Se a instituição onde você leciona conta com serviços de orientação profissional, seria
interessante convidar o especialista responsável por essa área para falar à turma durante a
aula. Ele poderia complementar as orientações dadas pelo livro ou até mesmo simular uma
entrevista de emprego com alguns estudantes.

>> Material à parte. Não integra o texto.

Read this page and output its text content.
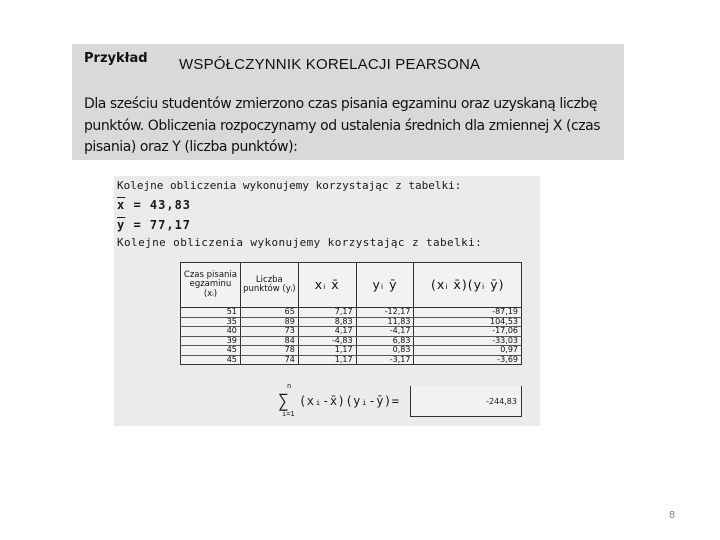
Przykład WSPÓŁCZYNNIK KORELACJI PEARSONA
Dla sześciu studentów zmierzono czas pisania egzaminu oraz uzyskaną liczbę punktów. Obliczenia rozpoczynamy od ustalenia średnich dla zmiennej X (czas pisania) oraz Y (liczba punktów):
Kolejne obliczenia wykonujemy korzystając z tabelki:
$\overline{x} = 43,83$
$\overline{y} = 77,17$
Kolejne obliczenia wykonujemy korzystając z tabelki:
Czas pisania egzaminu (xᵢ)	Liczba punktów (yᵢ)	xᵢ x̄	yᵢ ȳ	(xᵢ x̄)(yᵢ ȳ)
51	65	7,17	-12,17	-87,19
35	89	8,83	11,83	104,53
40	73	4,17	-4,17	-17,06
39	84	-4,83	6,83	-33,03
45	78	1,17	0,83	0,97
45	74	1,17	-3,17	-3,69
∑
n
i=1
(xᵢ-x̄)(yᵢ-ȳ)=	-244,83
8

Uma opção divertida de dinâmica é pedir aos estudantes que se reúnam em grupos e
montem “antientrevistas” para apresentar aos colegas. Nessas apresentações, semelhantes a
breves esquetes humorísticos, eles devem mostrar tudo que NÃO se deve fazer durante uma
entrevista de emprego.

Bibliografia complementar
DOLZ, Joaquim et al. A exposição oral. In: ______; SCHNEUWLY, Bernard (Org.). Gêneros orais e
escritos na escola. Tradução de Roxane Rojo e Glaís Sales Cordeiro. Campinas (SP): Mercado de
Letras, 2004.

DOLZ, Joaquim; SCHNEUWLY, Bernard; PIETRO, Jean-François de. Relato da elaboração de uma
sequência: o debate público. In: _____; ______ (Org.). Gêneros orais e escritos na escola.
Tradução de Roxane Rojo e Glaís Sales Cordeiro. Campinas (SP): Mercado de Letras, 2004.